Collapse and fragmentation of primordial filamentary clouds under isotropic dissociation radiation is investigated with one-dimensional hydrodynamical calculations .
We investigate the effect of dissociation photon on the filamentary clouds with calculating non-equilibrium chemical reactions .
With the external radiation assumed to turn on when the filamentary cloud forms , the filamentary cloud with low initial density ( n _ { 0 } \leq 10 ^ { 2 } \mathrm { cm ^ { -3 } } ) suffers photodissociation of hydrogen molecules .
In such a case , since main coolant is lost , temperature increases adiabatically enough to suppress collapse .
As a result , the filamentary cloud fragments into very massive clouds ( \sim 10 ^ { 5 } M _ { \odot } ) .
On the other hand , the evolution of the filamentary clouds with high initial density ( n _ { 0 } > 10 ^ { 2 } \mathrm { cm ^ { -3 } } ) is hardly affected by the external radiation .
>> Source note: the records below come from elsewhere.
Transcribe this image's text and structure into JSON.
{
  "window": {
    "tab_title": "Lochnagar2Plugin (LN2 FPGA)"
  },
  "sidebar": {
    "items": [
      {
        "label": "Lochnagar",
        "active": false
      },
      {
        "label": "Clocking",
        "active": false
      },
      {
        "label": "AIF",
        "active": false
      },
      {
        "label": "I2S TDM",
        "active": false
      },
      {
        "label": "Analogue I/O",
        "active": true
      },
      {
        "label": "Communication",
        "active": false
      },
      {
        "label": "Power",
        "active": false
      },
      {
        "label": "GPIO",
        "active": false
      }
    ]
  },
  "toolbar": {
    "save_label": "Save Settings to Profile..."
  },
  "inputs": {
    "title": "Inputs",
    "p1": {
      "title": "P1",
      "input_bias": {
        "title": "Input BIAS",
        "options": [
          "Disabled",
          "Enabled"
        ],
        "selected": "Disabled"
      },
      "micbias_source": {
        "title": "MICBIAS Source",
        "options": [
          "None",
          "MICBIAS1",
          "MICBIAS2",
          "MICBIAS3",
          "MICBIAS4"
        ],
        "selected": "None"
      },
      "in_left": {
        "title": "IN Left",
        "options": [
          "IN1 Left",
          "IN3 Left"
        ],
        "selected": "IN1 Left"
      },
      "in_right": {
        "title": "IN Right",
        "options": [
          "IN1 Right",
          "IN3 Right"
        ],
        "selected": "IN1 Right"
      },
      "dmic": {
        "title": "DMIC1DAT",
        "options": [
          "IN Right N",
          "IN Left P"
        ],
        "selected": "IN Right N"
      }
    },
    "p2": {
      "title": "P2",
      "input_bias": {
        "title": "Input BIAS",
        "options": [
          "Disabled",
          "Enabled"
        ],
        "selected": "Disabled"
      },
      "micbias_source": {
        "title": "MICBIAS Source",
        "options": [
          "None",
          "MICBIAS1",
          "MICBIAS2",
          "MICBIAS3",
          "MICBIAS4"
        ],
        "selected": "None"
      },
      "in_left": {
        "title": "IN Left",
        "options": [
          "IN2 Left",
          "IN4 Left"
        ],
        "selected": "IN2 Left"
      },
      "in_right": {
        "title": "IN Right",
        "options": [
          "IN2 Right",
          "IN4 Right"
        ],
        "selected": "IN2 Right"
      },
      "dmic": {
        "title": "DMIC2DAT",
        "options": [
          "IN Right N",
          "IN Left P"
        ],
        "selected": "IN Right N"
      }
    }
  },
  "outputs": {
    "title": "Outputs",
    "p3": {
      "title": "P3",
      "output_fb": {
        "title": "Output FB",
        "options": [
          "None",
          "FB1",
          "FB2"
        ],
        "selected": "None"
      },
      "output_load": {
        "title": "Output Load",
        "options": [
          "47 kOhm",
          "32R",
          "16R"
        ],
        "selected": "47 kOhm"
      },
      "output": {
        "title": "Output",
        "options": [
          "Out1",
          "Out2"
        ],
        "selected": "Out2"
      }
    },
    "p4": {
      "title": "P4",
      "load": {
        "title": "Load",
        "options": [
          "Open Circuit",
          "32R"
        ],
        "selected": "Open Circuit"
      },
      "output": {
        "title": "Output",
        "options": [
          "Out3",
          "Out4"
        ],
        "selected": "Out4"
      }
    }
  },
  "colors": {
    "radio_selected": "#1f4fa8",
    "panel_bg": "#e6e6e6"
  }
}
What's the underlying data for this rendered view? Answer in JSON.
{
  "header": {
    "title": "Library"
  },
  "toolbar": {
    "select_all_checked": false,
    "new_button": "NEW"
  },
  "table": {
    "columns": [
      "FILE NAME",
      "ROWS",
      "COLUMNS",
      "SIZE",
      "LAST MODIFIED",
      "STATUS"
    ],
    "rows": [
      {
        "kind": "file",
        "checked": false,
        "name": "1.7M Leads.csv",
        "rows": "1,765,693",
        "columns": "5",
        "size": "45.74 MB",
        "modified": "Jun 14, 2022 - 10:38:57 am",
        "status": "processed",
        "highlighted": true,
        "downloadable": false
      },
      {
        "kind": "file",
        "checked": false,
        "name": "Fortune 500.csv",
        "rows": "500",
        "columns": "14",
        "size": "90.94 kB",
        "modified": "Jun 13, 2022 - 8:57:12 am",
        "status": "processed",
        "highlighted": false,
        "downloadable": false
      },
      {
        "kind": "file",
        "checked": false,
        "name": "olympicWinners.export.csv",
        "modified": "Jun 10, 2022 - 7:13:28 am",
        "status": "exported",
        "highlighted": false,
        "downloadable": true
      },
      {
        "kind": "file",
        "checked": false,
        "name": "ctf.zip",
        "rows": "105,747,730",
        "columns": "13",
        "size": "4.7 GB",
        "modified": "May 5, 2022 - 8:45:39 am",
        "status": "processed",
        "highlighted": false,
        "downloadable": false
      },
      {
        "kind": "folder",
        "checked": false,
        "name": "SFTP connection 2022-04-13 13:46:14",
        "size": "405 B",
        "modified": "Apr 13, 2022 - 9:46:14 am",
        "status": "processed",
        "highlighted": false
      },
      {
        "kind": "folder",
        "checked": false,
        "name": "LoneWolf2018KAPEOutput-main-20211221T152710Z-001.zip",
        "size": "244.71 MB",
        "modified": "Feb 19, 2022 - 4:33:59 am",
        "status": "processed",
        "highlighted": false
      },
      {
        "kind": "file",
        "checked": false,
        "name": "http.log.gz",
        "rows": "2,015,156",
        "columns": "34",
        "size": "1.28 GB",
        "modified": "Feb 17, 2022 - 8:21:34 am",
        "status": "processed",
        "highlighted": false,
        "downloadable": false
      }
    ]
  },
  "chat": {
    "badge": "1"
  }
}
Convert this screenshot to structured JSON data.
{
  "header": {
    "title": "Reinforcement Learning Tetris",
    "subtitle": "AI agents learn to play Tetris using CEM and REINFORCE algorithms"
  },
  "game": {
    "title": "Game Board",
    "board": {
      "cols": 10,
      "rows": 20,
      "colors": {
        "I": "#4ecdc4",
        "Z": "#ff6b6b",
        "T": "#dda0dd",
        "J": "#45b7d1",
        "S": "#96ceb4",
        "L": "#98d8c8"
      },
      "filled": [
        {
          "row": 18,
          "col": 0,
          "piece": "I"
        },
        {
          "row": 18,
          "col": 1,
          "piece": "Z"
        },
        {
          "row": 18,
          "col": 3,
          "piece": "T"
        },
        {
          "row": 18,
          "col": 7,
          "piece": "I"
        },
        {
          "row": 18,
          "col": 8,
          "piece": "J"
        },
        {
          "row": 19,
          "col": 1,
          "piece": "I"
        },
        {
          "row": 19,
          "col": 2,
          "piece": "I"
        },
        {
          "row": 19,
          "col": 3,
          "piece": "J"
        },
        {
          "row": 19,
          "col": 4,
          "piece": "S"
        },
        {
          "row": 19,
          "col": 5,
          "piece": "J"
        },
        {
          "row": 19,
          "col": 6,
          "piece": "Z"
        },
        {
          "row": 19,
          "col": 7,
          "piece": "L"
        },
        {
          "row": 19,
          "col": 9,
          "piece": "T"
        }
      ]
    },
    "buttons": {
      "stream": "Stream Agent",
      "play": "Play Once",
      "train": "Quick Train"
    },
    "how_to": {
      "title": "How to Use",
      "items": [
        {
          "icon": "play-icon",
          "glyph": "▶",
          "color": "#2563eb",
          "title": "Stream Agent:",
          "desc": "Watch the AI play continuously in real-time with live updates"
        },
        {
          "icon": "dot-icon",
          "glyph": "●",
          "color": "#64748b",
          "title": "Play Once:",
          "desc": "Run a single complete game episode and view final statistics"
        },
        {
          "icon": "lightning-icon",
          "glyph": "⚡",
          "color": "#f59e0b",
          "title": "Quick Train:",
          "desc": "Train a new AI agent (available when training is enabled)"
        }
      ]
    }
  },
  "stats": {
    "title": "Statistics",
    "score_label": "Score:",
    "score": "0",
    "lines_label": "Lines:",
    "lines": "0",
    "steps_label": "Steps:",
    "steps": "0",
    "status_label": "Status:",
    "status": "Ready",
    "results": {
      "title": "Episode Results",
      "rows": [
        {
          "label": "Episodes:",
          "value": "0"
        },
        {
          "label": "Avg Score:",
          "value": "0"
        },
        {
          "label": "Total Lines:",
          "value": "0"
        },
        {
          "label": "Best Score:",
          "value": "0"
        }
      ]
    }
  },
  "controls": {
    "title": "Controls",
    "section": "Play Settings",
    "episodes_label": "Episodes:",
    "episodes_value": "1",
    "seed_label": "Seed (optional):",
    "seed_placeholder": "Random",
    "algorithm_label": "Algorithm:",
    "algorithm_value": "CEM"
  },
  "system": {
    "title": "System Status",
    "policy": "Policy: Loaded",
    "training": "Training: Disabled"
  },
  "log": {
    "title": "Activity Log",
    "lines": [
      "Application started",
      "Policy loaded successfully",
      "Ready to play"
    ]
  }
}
This is because the filamentary cloud with high initial density shields itself from the external radiation .
It is found that the external radiation increases fragment mass .
This result is consistent with previous results with one-zone models .
It is also found that fragment mass decreases owing to the external dissociation radiation in the case with sufficiently large line mass .